In the Poisson model and the negative binomial with a unit of change in the independent variable of the corresponding logarithm of the response variable varies based on the size of the corresponding variable coefficient, provided that other variables remain constant in the model. For example, if personal ownership per capita increases one unit in the spatial units under study, the number of incidents leading to injuries will drop by as much as 0.8, because its coefficient is less than one.
GWR model of influencing factors on distribution of accidents leading to deaths of motorcyclists in Tehran, 2011–2016.
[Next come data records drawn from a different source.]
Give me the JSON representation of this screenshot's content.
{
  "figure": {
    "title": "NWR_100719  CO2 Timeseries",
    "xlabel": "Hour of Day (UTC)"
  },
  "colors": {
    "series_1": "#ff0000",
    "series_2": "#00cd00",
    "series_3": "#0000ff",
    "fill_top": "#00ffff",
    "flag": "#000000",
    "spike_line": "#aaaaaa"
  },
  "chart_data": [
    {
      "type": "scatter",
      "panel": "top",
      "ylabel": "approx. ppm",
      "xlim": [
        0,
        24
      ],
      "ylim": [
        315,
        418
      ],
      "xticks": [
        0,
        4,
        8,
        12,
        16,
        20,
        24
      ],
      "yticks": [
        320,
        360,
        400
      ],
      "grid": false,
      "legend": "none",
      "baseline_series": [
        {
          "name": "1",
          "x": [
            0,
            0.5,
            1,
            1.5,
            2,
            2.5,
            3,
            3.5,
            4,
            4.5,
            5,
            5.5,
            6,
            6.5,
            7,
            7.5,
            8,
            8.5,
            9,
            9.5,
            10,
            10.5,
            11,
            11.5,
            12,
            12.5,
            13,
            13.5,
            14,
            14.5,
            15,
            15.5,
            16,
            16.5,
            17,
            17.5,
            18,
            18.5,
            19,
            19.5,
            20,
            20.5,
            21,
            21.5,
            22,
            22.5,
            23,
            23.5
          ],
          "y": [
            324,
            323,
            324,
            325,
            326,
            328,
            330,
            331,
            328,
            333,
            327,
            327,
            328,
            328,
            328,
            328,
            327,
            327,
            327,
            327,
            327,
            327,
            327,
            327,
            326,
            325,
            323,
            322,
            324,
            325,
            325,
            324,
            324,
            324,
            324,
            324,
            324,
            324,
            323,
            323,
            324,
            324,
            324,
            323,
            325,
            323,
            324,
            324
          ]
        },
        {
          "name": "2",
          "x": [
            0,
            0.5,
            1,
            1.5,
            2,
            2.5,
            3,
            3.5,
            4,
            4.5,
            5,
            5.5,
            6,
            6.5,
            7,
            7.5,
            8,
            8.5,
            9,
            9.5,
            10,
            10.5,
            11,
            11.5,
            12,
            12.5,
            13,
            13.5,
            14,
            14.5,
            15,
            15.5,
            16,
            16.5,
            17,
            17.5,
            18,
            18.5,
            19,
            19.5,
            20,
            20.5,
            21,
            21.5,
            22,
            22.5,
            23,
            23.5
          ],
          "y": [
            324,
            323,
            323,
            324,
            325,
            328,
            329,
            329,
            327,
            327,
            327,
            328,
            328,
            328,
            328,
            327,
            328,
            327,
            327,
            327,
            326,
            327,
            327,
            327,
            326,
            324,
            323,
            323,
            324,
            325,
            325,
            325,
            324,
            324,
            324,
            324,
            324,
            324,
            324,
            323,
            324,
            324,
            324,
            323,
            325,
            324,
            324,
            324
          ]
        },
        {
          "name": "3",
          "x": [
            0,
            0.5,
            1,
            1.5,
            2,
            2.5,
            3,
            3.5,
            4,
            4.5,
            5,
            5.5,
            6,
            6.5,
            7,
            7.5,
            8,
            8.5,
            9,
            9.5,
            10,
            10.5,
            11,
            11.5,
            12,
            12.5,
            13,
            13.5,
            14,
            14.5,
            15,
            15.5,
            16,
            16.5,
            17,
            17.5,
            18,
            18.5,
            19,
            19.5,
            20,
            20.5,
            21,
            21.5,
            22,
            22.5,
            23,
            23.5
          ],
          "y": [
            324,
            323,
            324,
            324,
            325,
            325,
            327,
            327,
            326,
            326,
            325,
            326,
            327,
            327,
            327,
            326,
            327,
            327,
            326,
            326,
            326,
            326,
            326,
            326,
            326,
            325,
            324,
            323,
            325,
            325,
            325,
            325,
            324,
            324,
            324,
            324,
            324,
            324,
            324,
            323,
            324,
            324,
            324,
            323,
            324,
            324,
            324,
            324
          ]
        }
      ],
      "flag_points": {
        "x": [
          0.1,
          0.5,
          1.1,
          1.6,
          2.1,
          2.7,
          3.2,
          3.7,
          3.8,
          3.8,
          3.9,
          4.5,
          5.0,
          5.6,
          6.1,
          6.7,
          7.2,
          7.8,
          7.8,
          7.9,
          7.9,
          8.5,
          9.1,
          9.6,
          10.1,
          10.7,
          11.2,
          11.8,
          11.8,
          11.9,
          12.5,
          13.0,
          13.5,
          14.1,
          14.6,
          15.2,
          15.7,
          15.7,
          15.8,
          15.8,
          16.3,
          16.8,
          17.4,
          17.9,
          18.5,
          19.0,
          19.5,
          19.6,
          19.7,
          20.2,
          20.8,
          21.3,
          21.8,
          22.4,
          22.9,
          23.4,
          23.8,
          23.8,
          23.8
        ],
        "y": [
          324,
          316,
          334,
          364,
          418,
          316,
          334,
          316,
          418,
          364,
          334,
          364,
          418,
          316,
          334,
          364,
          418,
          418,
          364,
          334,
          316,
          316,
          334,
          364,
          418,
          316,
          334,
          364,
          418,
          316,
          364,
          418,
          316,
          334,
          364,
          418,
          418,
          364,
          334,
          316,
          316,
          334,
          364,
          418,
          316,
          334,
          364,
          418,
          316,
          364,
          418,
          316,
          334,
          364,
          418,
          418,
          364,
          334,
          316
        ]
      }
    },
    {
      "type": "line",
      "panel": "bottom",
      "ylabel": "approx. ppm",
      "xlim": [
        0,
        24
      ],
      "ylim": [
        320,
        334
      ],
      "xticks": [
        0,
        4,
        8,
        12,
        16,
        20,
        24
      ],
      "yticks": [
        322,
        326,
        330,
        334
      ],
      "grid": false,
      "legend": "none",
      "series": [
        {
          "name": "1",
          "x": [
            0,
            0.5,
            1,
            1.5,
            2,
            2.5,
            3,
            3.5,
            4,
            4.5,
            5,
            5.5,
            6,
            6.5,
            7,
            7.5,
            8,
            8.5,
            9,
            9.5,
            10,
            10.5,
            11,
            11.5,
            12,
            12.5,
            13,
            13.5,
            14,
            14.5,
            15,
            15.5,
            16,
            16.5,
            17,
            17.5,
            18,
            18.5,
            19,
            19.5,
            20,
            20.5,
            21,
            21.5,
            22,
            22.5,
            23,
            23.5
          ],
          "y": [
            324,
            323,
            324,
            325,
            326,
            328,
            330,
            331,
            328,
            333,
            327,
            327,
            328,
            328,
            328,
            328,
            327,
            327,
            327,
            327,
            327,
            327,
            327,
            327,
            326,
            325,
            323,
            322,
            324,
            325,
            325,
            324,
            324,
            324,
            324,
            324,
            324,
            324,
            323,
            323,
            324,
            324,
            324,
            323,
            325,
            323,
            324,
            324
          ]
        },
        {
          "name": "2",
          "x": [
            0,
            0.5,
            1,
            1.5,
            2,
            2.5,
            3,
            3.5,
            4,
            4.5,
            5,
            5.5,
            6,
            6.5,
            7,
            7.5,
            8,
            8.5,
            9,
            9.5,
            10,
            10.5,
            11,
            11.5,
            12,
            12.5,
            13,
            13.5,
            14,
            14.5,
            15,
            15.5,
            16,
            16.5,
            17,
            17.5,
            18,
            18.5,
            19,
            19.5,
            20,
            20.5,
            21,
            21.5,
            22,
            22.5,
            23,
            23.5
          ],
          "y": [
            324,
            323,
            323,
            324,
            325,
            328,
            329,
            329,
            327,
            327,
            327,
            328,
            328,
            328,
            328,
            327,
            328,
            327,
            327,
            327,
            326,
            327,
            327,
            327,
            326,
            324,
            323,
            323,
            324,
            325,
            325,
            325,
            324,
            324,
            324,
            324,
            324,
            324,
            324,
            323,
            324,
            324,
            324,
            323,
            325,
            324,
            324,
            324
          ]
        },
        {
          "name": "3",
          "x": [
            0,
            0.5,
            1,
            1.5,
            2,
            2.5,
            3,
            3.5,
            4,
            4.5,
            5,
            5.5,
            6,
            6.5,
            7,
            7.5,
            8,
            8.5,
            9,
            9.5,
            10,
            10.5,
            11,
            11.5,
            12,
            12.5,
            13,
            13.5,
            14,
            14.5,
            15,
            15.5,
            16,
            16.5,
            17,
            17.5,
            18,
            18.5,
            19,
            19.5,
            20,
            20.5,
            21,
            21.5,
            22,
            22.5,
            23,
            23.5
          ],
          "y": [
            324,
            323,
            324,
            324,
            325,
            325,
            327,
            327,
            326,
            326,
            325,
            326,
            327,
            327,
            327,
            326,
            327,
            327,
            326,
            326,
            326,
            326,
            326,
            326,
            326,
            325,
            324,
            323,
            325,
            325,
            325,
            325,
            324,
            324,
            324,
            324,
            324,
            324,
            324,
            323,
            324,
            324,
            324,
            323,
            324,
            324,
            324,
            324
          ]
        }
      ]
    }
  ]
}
| Variable | Maximum | The third quartile | Mean | The first quartile | Minimum |
|---|---|---|---|---|---|
| Population density | −0.933 | −0.934 | −0.935 | −0.936 | −0.936 |
| The ratio of illiteracy | 0.258 | 0.257 | 0.256 | 0.255 | 0.255 |
| The ratio of the length of the highways to the total length of the passages | 0.369 | 0.369 | 0.368 | 0.367 | 0.366 |
| The ratio of the length of arterial streets to the total length of the passages | 0.181 | 0.181 | 0.180 | 0.179 | 0.179 |
| Travel attraction | 0.479 | 0.479 | 0.478 | 0.477 | 0.476 |
| Distance traveled | 0.099 | 0.099 | 0.098 | 0.097 | 0.097 |
| Lacking of parking area | −0.383 | −0.384 | −0.385 | −0.386 | −0.387 |
| Level of development | 0.089 | 0.089 | 0.088 | 0.087 | 0.087 |
| Traffic volume | 0.073 | 0.071 | 0.069 | 0.067 | 0.066 |
| Residential land use | −0.330 | −0.331 | −0.332 | −0.332 | −0.334 |
| Commercial use | −0.094 | −0.095 | −0.095 | −0.097 | −0.098 |
| Educational use | 0.169 | 0.167 | 0.165 | 0.163 | 0.161 |
| Administrative use | −0.028 | −0.028 | −0.029 | −0.030 | −0.030 |
| Industrial use | 0.060 | 0.057 | 0.054 | 0.051 | 0.049 |
| Model indices | |||||
| BIC | 67.5 | ||||
| AIC | 129.4 | ||||
| Percent deviance explained | 0.88 | ||||
GWR: geographically weighted regression, AIC: Akaike's information criterion, BIC: Bayesian information criterion.